Branaghs Wahl, einen Comic-Klassiker zu verfilmen, mag auf dem ersten Blick überraschend sein. Im dpa-Interview erläuterte er aber die Nähe Thors zu Shakespeare. «Die zentrale Geschichte in "Thor" handelt von einem Prinzen und davon, ob er einen guten König abgeben wird oder nicht. Das weckt Erinnerungen an Henry V.. Die Frage nach der Thronfolge stellt sich auch in Hamlet. Außerdem bedienen sich sowohl Shakespeare als auch Stan Lee in den Marvel Comics alter Mythen anderer Völker. Shakespeare hat die Griechen und die Römer benutzt, Stan Lee die nordischen Mythen. Die beiden haben gute Vorlagen für ihre Geschichten erkannt. In diesem Fall geht es um den jungen, vielleicht arroganten Helden, der demütig werden und sich das Recht, aus dem Exil nach Hause zurückzukehren, erst verdienen muss.»

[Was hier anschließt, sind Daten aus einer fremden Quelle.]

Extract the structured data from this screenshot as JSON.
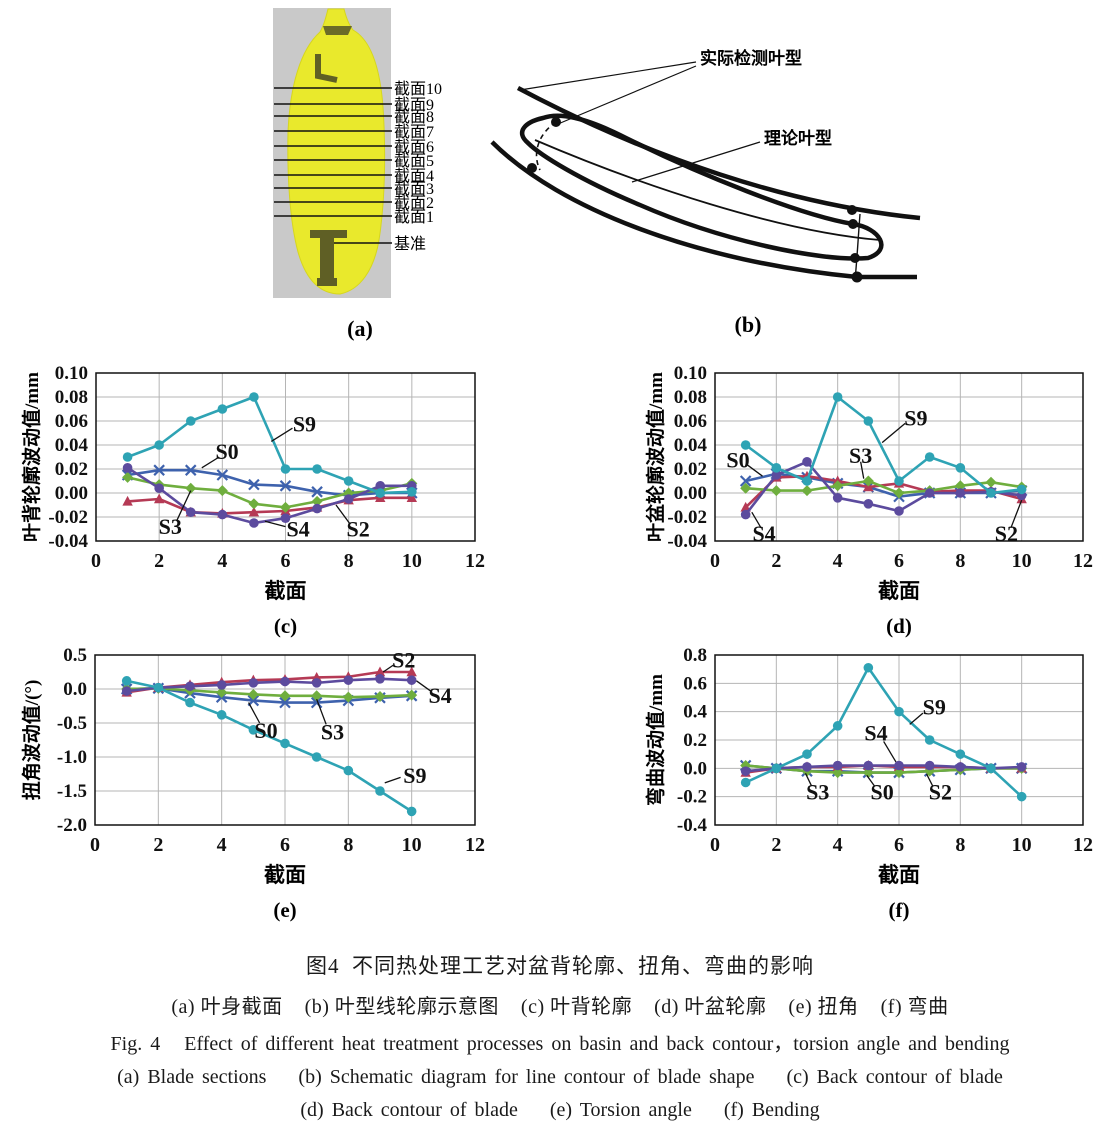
{
  "figure": {
    "caption_zh_title": "图4  不同热处理工艺对盆背轮廓、扭角、弯曲的影响",
    "caption_zh_sub": "(a) 叶身截面    (b) 叶型线轮廓示意图    (c) 叶背轮廓    (d) 叶盆轮廓    (e) 扭角    (f) 弯曲",
    "caption_en_title": "Fig. 4   Effect of different heat treatment processes on basin and back contour，torsion angle and bending",
    "caption_en_sub1": "(a) Blade sections    (b) Schematic diagram for line contour of blade shape    (c) Back contour of blade",
    "caption_en_sub2": "(d) Back contour of blade    (e) Torsion angle    (f) Bending"
  },
  "panel_a": {
    "letter": "(a)",
    "section_labels": [
      "截面10",
      "截面9",
      "截面8",
      "截面7",
      "截面6",
      "截面5",
      "截面4",
      "截面3",
      "截面2",
      "截面1"
    ],
    "datum_label": "基准",
    "blade_color": "#e9e92c",
    "background_color": "#c9c9c9"
  },
  "panel_b": {
    "letter": "(b)",
    "labels": {
      "actual": "实际检测叶型",
      "theory": "理论叶型"
    }
  },
  "colors": {
    "S0": "#3e62ad",
    "S2": "#b53a55",
    "S3": "#6fae3e",
    "S4": "#5c4b9e",
    "S9": "#2ea3b4"
  },
  "markers": {
    "S0": "x",
    "S2": "triangle",
    "S3": "diamond",
    "S4": "circle",
    "S9": "circle"
  },
  "chart_data": [
    {
      "id": "chart-c",
      "type": "line",
      "letter": "(c)",
      "xlabel": "截面",
      "ylabel": "叶背轮廓波动值/mm",
      "xlim": [
        0,
        12
      ],
      "ylim": [
        -0.04,
        0.1
      ],
      "xticks": [
        0,
        2,
        4,
        6,
        8,
        10,
        12
      ],
      "yticks": [
        0.1,
        0.08,
        0.06,
        0.04,
        0.02,
        0.0,
        -0.02,
        -0.04
      ],
      "y_tick_decimals": 2,
      "x": [
        1,
        2,
        3,
        4,
        5,
        6,
        7,
        8,
        9,
        10
      ],
      "series": [
        {
          "name": "S0",
          "values": [
            0.015,
            0.019,
            0.019,
            0.015,
            0.007,
            0.006,
            0.001,
            -0.002,
            0.0,
            0.0
          ]
        },
        {
          "name": "S2",
          "values": [
            -0.007,
            -0.005,
            -0.016,
            -0.017,
            -0.016,
            -0.015,
            -0.012,
            -0.006,
            -0.004,
            -0.004
          ]
        },
        {
          "name": "S3",
          "values": [
            0.013,
            0.007,
            0.004,
            0.002,
            -0.009,
            -0.012,
            -0.007,
            0.0,
            0.002,
            0.008
          ]
        },
        {
          "name": "S4",
          "values": [
            0.021,
            0.004,
            -0.016,
            -0.018,
            -0.025,
            -0.021,
            -0.013,
            -0.005,
            0.006,
            0.006
          ]
        },
        {
          "name": "S9",
          "values": [
            0.03,
            0.04,
            0.06,
            0.07,
            0.08,
            0.02,
            0.02,
            0.01,
            0.0,
            0.001
          ]
        }
      ],
      "annotations": [
        {
          "text": "S9",
          "tx": 6.6,
          "ty": 0.057,
          "x1": 6.22,
          "y1": 0.054,
          "x2": 5.55,
          "y2": 0.043
        },
        {
          "text": "S0",
          "tx": 4.15,
          "ty": 0.034,
          "x1": 3.9,
          "y1": 0.03,
          "x2": 3.35,
          "y2": 0.021
        },
        {
          "text": "S3",
          "tx": 2.35,
          "ty": -0.0285,
          "x1": 2.55,
          "y1": -0.0235,
          "x2": 3.0,
          "y2": 0.002
        },
        {
          "text": "S4",
          "tx": 6.4,
          "ty": -0.0305,
          "x1": 6.0,
          "y1": -0.028,
          "x2": 5.35,
          "y2": -0.0235
        },
        {
          "text": "S2",
          "tx": 8.3,
          "ty": -0.0305,
          "x1": 8.05,
          "y1": -0.026,
          "x2": 7.6,
          "y2": -0.01
        }
      ]
    },
    {
      "id": "chart-d",
      "type": "line",
      "letter": "(d)",
      "xlabel": "截面",
      "ylabel": "叶盆轮廓波动值/mm",
      "xlim": [
        0,
        12
      ],
      "ylim": [
        -0.04,
        0.1
      ],
      "xticks": [
        0,
        2,
        4,
        6,
        8,
        10,
        12
      ],
      "yticks": [
        0.1,
        0.08,
        0.06,
        0.04,
        0.02,
        0.0,
        -0.02,
        -0.04
      ],
      "y_tick_decimals": 2,
      "x": [
        1,
        2,
        3,
        4,
        5,
        6,
        7,
        8,
        9,
        10
      ],
      "series": [
        {
          "name": "S0",
          "values": [
            0.01,
            0.016,
            0.013,
            0.008,
            0.005,
            -0.003,
            0.0,
            0.0,
            0.0,
            0.002
          ]
        },
        {
          "name": "S2",
          "values": [
            -0.012,
            0.013,
            0.014,
            0.01,
            0.005,
            0.008,
            0.001,
            0.002,
            0.002,
            -0.005
          ]
        },
        {
          "name": "S3",
          "values": [
            0.004,
            0.002,
            0.002,
            0.006,
            0.01,
            0.0,
            0.002,
            0.006,
            0.009,
            0.005
          ]
        },
        {
          "name": "S4",
          "values": [
            -0.018,
            0.015,
            0.026,
            -0.004,
            -0.009,
            -0.015,
            0.0,
            0.0,
            0.001,
            -0.002
          ]
        },
        {
          "name": "S9",
          "values": [
            0.04,
            0.021,
            0.01,
            0.08,
            0.06,
            0.01,
            0.03,
            0.021,
            0.0,
            0.003
          ]
        }
      ],
      "annotations": [
        {
          "text": "S0",
          "tx": 0.75,
          "ty": 0.027,
          "x1": 1.05,
          "y1": 0.0235,
          "x2": 1.55,
          "y2": 0.014
        },
        {
          "text": "S9",
          "tx": 6.55,
          "ty": 0.062,
          "x1": 6.2,
          "y1": 0.058,
          "x2": 5.45,
          "y2": 0.042
        },
        {
          "text": "S3",
          "tx": 4.75,
          "ty": 0.031,
          "x1": 4.75,
          "y1": 0.026,
          "x2": 4.85,
          "y2": 0.012
        },
        {
          "text": "S4",
          "tx": 1.6,
          "ty": -0.034,
          "x1": 1.5,
          "y1": -0.029,
          "x2": 1.2,
          "y2": -0.016
        },
        {
          "text": "S2",
          "tx": 9.5,
          "ty": -0.034,
          "x1": 9.65,
          "y1": -0.029,
          "x2": 10.0,
          "y2": -0.006
        }
      ]
    },
    {
      "id": "chart-e",
      "type": "line",
      "letter": "(e)",
      "xlabel": "截面",
      "ylabel": "扭角波动值/(°)",
      "xlim": [
        0,
        12
      ],
      "ylim": [
        -2.0,
        0.5
      ],
      "xticks": [
        0,
        2,
        4,
        6,
        8,
        10,
        12
      ],
      "yticks": [
        0.5,
        0.0,
        -0.5,
        -1.0,
        -1.5,
        -2.0
      ],
      "y_tick_decimals": 1,
      "x": [
        1,
        2,
        3,
        4,
        5,
        6,
        7,
        8,
        9,
        10
      ],
      "series": [
        {
          "name": "S0",
          "values": [
            0.0,
            0.01,
            -0.06,
            -0.12,
            -0.17,
            -0.2,
            -0.2,
            -0.17,
            -0.13,
            -0.1
          ]
        },
        {
          "name": "S2",
          "values": [
            -0.05,
            0.02,
            0.06,
            0.1,
            0.13,
            0.14,
            0.17,
            0.18,
            0.25,
            0.25
          ]
        },
        {
          "name": "S3",
          "values": [
            0.0,
            0.01,
            -0.02,
            -0.05,
            -0.08,
            -0.1,
            -0.1,
            -0.12,
            -0.11,
            -0.09
          ]
        },
        {
          "name": "S4",
          "values": [
            -0.03,
            0.02,
            0.04,
            0.06,
            0.09,
            0.11,
            0.09,
            0.13,
            0.15,
            0.13
          ]
        },
        {
          "name": "S9",
          "values": [
            0.12,
            0.02,
            -0.2,
            -0.38,
            -0.6,
            -0.8,
            -1.0,
            -1.2,
            -1.5,
            -1.8
          ]
        }
      ],
      "annotations": [
        {
          "text": "S2",
          "tx": 9.75,
          "ty": 0.42,
          "x1": 9.45,
          "y1": 0.36,
          "x2": 9.1,
          "y2": 0.25
        },
        {
          "text": "S4",
          "tx": 10.9,
          "ty": -0.1,
          "x1": 10.6,
          "y1": -0.03,
          "x2": 10.15,
          "y2": 0.12
        },
        {
          "text": "S0",
          "tx": 5.4,
          "ty": -0.62,
          "x1": 5.2,
          "y1": -0.5,
          "x2": 4.85,
          "y2": -0.2
        },
        {
          "text": "S3",
          "tx": 7.5,
          "ty": -0.64,
          "x1": 7.3,
          "y1": -0.52,
          "x2": 7.0,
          "y2": -0.15
        },
        {
          "text": "S9",
          "tx": 10.1,
          "ty": -1.28,
          "x1": 9.65,
          "y1": -1.3,
          "x2": 9.15,
          "y2": -1.38
        }
      ]
    },
    {
      "id": "chart-f",
      "type": "line",
      "letter": "(f)",
      "xlabel": "截面",
      "ylabel": "弯曲波动值/mm",
      "xlim": [
        0,
        12
      ],
      "ylim": [
        -0.4,
        0.8
      ],
      "xticks": [
        0,
        2,
        4,
        6,
        8,
        10,
        12
      ],
      "yticks": [
        0.8,
        0.6,
        0.4,
        0.2,
        0.0,
        -0.2,
        -0.4
      ],
      "y_tick_decimals": 1,
      "x": [
        1,
        2,
        3,
        4,
        5,
        6,
        7,
        8,
        9,
        10
      ],
      "series": [
        {
          "name": "S0",
          "values": [
            0.02,
            0.0,
            -0.02,
            -0.02,
            -0.03,
            -0.03,
            -0.02,
            -0.01,
            0.0,
            0.0
          ]
        },
        {
          "name": "S2",
          "values": [
            -0.03,
            0.0,
            0.01,
            0.01,
            0.02,
            0.01,
            0.01,
            0.01,
            0.0,
            0.0
          ]
        },
        {
          "name": "S3",
          "values": [
            0.02,
            0.0,
            -0.02,
            -0.03,
            -0.03,
            -0.03,
            -0.02,
            -0.01,
            0.0,
            0.0
          ]
        },
        {
          "name": "S4",
          "values": [
            -0.02,
            0.0,
            0.01,
            0.02,
            0.02,
            0.02,
            0.02,
            0.01,
            0.0,
            0.01
          ]
        },
        {
          "name": "S9",
          "values": [
            -0.1,
            0.0,
            0.1,
            0.3,
            0.71,
            0.4,
            0.2,
            0.1,
            0.0,
            -0.2
          ]
        }
      ],
      "annotations": [
        {
          "text": "S9",
          "tx": 7.15,
          "ty": 0.43,
          "x1": 6.78,
          "y1": 0.39,
          "x2": 6.35,
          "y2": 0.31
        },
        {
          "text": "S4",
          "tx": 5.25,
          "ty": 0.245,
          "x1": 5.5,
          "y1": 0.19,
          "x2": 5.9,
          "y2": 0.045
        },
        {
          "text": "S3",
          "tx": 3.35,
          "ty": -0.17,
          "x1": 3.15,
          "y1": -0.125,
          "x2": 2.95,
          "y2": -0.035
        },
        {
          "text": "S0",
          "tx": 5.45,
          "ty": -0.17,
          "x1": 5.2,
          "y1": -0.125,
          "x2": 4.95,
          "y2": -0.05
        },
        {
          "text": "S2",
          "tx": 7.35,
          "ty": -0.17,
          "x1": 7.1,
          "y1": -0.125,
          "x2": 6.9,
          "y2": -0.04
        }
      ]
    }
  ]
}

Der junge, überhebliche und hitzköpfige Donnergott Thor (Chris Hemsworth) wird von seinem Vater Odin (Anthony Hopkins) als Erziehungsmaßnahme aus dem sagenumwobenen Königreich Asgard ausgerechnet nach New Mexico verbannt, nachdem er tollkühn - und vor allem ohne Absprache - einen Krieg mit den Feinden von Asgard angezettelt hat. Nach einem Schwächeanfall seines Vaters übernimmt Thors Bruder Loki (Tom Hiddleston) die Macht in Asgard - mit ungeahnten Folgen.

Ohne Superkräfte aber immer noch deutlich stärker als der Durchschnittsmensch kämpft Thor derweil auf der Erde mit den Tücken des Alltags und verliebt sich in die junge Wissenschaftlerin Jane (Natalie Portman), die ihn eigentlich als Naturphänomen erforschen will, den jungen Gott dann aber auch schnell ziemlich anziehend findet.

Für Kenneth Branagh ist der Film vor allem auch eine großartige Metapher für Männer - und auch Frauen -, die erwachsen werden. «Es ist allerdings eine besonders männliche Geschichte, weil es auch darum geht, wie Thor sein Testosteron im Griff hat und wie er die Dinge bewältigt, die Männer eben bewältigen müssen. Mir hat außerdem gefallen, dass Thor auf die Erde verbannt wird. Daran kann man sehr viel aufhängen - komische wie tragische Elemente und auch Romantik. Der Film hat mir die Möglichkeit gegeben, tolle Schauspieler zu casten und ihnen tolle Rollen zu geben - und das in einer Größenordnung, die ich sehr anziehend fand», sagte Branagh.